Street: Is that a recent thing?

CD: It's been on for five years, actually. But the ratings have really picked up in the last month.

Street: Why's that?

CD: Well, I'm the only thing on. I'm the only late-night talk show host to defy the Writers Guild strike. I actually opened up a joke hotline so that ordinary people could call in jokes and help me out. They just leave them at the beep, and I will play them on the air. [Note: This is actually true.]

Street: That's great, Carson. What ever happened to Tara Reid?

CD: She and I were going in different directions, our careers were really keeping us apart and there was that whole Christina Aguilera situation. But we're still good friends.

Street: Wait a moment. Wasn't it just some Eminem joke that you hooked up with Christina?

CD: I'm not going to say anything about a pregnant lady, but look at her husband. Then look at me. She obviously has a type.

Street: Some people have said that you were kicked off of MTV because you were too boring.

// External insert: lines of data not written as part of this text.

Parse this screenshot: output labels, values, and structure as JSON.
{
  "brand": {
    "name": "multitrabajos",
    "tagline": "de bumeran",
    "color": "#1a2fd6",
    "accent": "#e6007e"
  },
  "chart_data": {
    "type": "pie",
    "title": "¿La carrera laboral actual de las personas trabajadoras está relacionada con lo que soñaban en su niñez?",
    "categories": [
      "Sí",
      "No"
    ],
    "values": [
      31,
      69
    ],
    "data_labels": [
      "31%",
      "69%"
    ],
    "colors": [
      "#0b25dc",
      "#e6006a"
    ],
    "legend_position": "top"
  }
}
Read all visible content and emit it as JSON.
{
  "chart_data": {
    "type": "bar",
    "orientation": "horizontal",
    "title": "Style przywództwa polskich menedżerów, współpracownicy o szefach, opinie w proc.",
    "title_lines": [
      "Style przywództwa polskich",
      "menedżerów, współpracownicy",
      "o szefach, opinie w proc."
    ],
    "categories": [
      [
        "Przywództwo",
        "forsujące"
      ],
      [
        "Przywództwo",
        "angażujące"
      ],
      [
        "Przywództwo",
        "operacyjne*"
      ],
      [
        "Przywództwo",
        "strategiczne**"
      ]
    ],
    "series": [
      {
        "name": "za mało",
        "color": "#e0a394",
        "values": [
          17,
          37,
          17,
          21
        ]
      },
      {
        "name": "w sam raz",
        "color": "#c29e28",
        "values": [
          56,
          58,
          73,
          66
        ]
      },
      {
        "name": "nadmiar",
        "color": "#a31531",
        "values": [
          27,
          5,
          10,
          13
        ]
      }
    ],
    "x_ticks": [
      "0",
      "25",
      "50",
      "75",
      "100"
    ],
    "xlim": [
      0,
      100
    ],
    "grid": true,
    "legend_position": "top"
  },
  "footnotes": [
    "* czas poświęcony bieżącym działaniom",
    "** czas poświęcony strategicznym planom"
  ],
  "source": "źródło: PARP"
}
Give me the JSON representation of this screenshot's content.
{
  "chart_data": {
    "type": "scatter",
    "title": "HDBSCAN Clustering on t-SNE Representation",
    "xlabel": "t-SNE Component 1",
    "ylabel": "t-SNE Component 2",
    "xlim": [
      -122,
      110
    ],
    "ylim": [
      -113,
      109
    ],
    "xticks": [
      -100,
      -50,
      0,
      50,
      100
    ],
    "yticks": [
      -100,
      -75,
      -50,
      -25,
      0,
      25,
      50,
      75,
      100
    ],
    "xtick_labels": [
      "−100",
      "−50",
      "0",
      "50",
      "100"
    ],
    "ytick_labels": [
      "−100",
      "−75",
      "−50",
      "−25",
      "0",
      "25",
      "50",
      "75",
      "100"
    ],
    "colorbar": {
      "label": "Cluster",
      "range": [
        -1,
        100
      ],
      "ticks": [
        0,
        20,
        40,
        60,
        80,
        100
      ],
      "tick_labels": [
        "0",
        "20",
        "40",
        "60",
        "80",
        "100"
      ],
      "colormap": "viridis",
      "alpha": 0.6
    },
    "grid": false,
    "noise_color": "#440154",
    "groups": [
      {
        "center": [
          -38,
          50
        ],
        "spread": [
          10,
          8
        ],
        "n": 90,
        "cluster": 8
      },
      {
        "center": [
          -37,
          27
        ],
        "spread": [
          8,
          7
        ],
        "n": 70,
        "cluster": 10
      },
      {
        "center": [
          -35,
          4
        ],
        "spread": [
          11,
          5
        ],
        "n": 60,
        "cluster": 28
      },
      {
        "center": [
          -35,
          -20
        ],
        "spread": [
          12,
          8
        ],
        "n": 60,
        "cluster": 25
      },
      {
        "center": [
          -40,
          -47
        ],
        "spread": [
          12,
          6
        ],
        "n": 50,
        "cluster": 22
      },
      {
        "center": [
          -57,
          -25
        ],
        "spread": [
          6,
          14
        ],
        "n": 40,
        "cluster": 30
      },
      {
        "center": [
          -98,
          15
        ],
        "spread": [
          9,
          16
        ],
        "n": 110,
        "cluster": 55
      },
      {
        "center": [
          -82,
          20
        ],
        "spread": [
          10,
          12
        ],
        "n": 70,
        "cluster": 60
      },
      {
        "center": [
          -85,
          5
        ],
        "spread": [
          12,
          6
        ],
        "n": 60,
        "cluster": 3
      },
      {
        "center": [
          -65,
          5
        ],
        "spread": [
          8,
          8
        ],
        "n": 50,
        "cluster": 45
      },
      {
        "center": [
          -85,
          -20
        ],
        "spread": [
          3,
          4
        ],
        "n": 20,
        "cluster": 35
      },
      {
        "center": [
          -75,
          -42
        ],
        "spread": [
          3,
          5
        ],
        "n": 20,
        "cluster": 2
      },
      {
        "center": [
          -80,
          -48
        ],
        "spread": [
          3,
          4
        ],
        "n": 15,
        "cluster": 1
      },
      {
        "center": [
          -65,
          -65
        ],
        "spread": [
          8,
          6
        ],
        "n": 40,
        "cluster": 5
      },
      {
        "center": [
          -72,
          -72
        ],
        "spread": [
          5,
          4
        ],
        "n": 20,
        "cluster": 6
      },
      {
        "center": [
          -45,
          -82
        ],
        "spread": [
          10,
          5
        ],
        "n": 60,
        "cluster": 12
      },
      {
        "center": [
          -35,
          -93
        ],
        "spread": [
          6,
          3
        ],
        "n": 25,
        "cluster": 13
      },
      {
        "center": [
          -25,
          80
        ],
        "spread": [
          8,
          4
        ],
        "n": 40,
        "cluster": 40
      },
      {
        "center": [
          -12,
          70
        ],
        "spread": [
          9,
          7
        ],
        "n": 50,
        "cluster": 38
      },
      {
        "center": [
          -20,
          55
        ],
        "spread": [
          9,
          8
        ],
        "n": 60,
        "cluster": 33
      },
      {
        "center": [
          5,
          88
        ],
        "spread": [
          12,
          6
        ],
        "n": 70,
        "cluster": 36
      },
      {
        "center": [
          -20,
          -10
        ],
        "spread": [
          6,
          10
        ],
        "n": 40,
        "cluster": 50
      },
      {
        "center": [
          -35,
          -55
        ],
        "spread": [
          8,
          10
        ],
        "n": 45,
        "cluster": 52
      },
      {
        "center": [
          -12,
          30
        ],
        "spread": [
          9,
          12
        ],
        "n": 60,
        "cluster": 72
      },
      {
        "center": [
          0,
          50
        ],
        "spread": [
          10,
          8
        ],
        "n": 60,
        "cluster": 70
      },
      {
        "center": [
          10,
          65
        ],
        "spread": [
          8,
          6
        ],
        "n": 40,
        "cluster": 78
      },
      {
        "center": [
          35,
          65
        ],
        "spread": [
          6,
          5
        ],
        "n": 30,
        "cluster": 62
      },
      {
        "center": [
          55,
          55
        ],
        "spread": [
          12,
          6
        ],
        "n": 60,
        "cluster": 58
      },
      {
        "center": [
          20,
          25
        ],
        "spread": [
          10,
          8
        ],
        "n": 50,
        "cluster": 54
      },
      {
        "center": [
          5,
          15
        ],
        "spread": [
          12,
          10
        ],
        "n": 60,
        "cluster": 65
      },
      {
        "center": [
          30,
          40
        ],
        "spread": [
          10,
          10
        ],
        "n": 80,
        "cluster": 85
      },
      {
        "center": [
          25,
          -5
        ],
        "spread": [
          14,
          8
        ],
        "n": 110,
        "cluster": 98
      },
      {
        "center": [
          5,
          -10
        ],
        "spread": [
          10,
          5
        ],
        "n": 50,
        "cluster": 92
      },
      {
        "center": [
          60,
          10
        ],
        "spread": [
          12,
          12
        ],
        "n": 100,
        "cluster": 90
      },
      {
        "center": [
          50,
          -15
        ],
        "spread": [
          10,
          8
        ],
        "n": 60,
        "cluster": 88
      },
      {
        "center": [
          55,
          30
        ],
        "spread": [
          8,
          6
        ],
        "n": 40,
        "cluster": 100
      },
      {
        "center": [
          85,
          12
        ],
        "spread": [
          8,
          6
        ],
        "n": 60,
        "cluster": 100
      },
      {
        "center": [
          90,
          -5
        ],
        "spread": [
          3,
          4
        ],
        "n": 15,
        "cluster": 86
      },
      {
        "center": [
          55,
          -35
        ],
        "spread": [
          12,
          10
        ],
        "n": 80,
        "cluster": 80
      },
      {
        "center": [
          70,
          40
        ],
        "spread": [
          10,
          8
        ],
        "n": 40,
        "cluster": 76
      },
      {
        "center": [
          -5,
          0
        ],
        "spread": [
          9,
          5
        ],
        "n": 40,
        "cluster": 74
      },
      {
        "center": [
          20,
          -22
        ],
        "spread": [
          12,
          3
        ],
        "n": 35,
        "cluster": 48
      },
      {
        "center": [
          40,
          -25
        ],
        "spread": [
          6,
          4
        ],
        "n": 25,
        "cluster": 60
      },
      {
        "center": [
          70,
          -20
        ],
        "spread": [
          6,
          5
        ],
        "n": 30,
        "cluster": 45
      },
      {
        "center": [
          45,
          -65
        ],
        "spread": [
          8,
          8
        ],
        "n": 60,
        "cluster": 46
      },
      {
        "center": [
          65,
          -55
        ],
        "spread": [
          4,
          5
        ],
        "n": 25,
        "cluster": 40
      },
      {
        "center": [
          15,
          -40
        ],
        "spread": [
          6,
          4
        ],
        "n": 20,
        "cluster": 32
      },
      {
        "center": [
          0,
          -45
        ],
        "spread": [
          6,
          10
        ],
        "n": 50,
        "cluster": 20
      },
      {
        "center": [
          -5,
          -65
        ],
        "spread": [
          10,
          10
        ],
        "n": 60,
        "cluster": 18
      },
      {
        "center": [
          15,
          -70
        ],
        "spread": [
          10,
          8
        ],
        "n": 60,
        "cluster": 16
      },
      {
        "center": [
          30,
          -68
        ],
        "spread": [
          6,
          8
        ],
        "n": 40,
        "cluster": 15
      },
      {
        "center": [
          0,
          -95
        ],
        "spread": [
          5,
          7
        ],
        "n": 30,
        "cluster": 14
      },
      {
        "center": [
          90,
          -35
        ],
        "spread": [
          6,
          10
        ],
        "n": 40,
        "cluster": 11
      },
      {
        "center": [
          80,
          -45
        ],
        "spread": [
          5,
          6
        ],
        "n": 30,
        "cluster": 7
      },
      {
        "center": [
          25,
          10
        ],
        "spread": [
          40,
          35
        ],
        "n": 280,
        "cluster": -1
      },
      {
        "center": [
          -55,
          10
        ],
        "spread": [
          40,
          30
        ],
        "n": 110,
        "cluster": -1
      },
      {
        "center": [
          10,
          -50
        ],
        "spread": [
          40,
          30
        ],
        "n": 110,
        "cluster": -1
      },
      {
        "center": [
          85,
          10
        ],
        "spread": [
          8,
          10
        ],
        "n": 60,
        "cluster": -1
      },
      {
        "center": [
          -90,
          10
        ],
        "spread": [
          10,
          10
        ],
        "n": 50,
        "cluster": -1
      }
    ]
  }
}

CD: No, you know, I don't really think so. It more had to do with the changing mores of the youth culture at the time. MTV develops sophisticated networks which impart an upward tension to recursively looped programs such that, like a spring compressed and suddenly released, the processes compromise the pattern of circular self-organization. It prevents us from comprehending technology and the human as contiguous, rather than in opposition, and from speculating upon the advent of a new mutuality of evolution. Such systems result in "emergence" whereby, appearing alone, surprising and unaccounted for properties arise from the intricate systems and develop in ways not yet anticipated. That's how I felt, at least. I think Gideon [Yago] agrees with me.